El "Libro de Oro", de los imaginarios a las páginas

El 24 de febrero, instituido como “Día de la Mujer Paraguaya”, se conmemora la asamblea celebrada en 1867, en la Plaza 14 de Mayo, donde miles de mujeres, sin distinción de clases sociales, se mostraron solidarias con el gobierno de Francisco Solano López en su lucha contra la Triple Alianza. El “Libro de Oro”, sobre el cual se realizó un coloquio organizado por la SNC y cuyas actas fueron publicadas por Tiempo de Historia, registra ese gesto.

20 Febrero de 2022
20 Febrero de 2022
El "Libro de Oro", de los imaginarios a las páginas
El "Libro de Oro", de los imaginarios a las páginas

Origen del Libro de Oro: la primera asamblea de mujeres en América

Tras las continuas derrotas militares sufridas en el primer semestre de 1866, Solano López resolvió mantenerse a la defensiva, eligiendo para el efecto la fortaleza de Humaitá como baluarte de su sistema. Fortificó el río Paraguay en Curuzú y Curupayty y construyó una red de trincheras que circunvalaban el fuerte. Estableció su cuartel general en Paso Pucú, el cual se unía con los otros sectores por medio del telégrafo. Reorganizado sus batallones amalgamando los restos de muchos otros, en julio de ese año embistió con éxito en Yatayty-Corá, Sauce y Boquerón, y dos meses más tarde -el 22 de setiembre- la victoriosa batalla de Curupayty, acciones bélicas que levantaron la moral del ejército paraguayo.

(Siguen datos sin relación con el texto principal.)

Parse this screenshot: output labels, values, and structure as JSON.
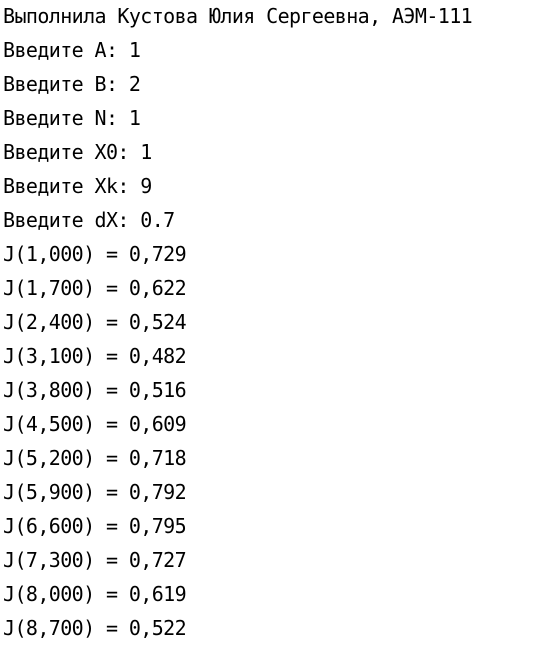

El fervor entusiasta se difundió por todo el país. En ese contexto, un grupo de damas de la sociedad asuncena también se propuso demostrar su patriotismo y, en consecuencia, doña María Escolástica Barrios de Gill, ya viuda para ese entonces de Juan Andrés Gill [1], convocó el 10 de enero de 1867 a ciertas mujeres de la elite a una reunión en su residencia. Asistieron a la misma unas treinta señoras y señoritas, pero otras mujeres, interesadas por la convocatoria, “acudieron y se instalaron en los corredores, en los patios y en las veredas” [2]. La dueña de casa, después de agradecer tan relevante presencia, expuso el motivo de la reunión, manifestando que era hora en de que todas las mujeres del país también colaboraran a favor de la causa nacional. Para ese cometido, se instó a la donación de joyas, reliquias y otros efectos que pudieran ser útiles para subsidiar la contienda.

Los encuentros prosiguieron durante el mes de enero y para el 24 de febrero se invitó a una magna asamblea a celebrarse en la Plaza 14 de Mayo. La convocatoria congregó a miles de mujeres y algunos hombres de distintos estamentos sociales, en cuya oportunidad hicieron uso de la palabra varias señoras. La confluencia masiva del sector femenino, sin distingos de clases, alentó a las organizadoras de la reunión y estas se prolongaron por espacio de cuatro días. Los emotivos discursos produjeron en la concurrencia un entusiasmo singular para donar sus alhajas “por una causa justa y legítima”.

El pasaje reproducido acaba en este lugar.